My reasoning is simple. Starve the beast of government and you return money to the people.
Until last week, nearly every such proposition was carried by a two thirds majority yet, ask any voter where he thought the money would come from and your reply would be a blank stare. Something finally happened to shake voters into the real world last week when four tax propositions were defeated but I had long ago concluded that America’s greatest disease was financial illiteracy.
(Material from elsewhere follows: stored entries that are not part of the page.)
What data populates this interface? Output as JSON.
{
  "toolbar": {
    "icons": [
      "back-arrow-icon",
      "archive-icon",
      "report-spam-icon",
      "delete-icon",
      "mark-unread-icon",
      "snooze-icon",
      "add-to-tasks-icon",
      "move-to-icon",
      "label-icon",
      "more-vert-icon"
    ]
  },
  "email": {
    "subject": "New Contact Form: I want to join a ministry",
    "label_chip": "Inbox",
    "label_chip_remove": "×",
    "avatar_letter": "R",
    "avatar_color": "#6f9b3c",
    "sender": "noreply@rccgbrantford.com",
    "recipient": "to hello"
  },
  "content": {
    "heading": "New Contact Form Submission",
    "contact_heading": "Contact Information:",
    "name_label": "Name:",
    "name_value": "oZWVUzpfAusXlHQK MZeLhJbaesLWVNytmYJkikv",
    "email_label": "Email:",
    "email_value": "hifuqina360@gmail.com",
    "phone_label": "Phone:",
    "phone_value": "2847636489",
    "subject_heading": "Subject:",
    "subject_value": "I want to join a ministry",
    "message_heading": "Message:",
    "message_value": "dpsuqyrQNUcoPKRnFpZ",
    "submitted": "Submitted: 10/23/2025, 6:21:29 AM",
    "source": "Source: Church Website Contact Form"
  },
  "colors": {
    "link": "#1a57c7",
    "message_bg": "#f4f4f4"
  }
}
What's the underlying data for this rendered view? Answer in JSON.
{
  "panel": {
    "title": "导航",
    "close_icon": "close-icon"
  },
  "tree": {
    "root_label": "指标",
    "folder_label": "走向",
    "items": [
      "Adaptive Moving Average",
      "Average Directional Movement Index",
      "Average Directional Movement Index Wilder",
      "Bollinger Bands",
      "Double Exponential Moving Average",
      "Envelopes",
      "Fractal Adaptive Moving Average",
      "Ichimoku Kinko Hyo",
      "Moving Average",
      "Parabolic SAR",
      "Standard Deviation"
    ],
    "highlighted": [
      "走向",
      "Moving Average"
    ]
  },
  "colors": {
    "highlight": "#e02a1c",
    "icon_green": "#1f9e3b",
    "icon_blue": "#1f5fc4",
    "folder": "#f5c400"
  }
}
Why else would you get workers borrowing egregious sums with no prospect of timely debt service in some pie in the sky belief that their real estate would inflate in value indefinitely? This financial illiteracy, exploited by unscrupulous lenders, has brought America to its knees, a status it’s unlikely to emerge from for at least a decade. If it emerges at all, that is.
So blind ignorance, brought on by an educational system that favors populism and sales over hard work and numerate skill, is America’s Number One disease.
Number Two?
It’s easily seen by its absence in this great 1942 picture by reportage snapper Wegee (Arthur Fellig):

Coney Island, 1942
America’s Number Two disease, which is crippling the finances of the responsible and padding the pockets of the unscrupulous is, of course, obesity. Simply stated, if you are fat, I am subsidizing your medical costs. My responsible behavior and healthy eating habits are penalized by your gluttony. Go to any public place in America and you will see that fully two thirds of the people around you are not just overweight. They are grossly over weight. Obese. And it’s a disease which modern prosperity, pushed by those same sales skills taught in schools, coupled with a constant need for one more fast meal because we are too busy to cook healthy food, has created.
Skeptical?
Can you see a fat person in Wegee’s picture?
The picture was taken 67 years ago. The crowd is from the lowest social demographic and, hence, the least likely to eat healthy foods. Yet there’s not an obese person in sight.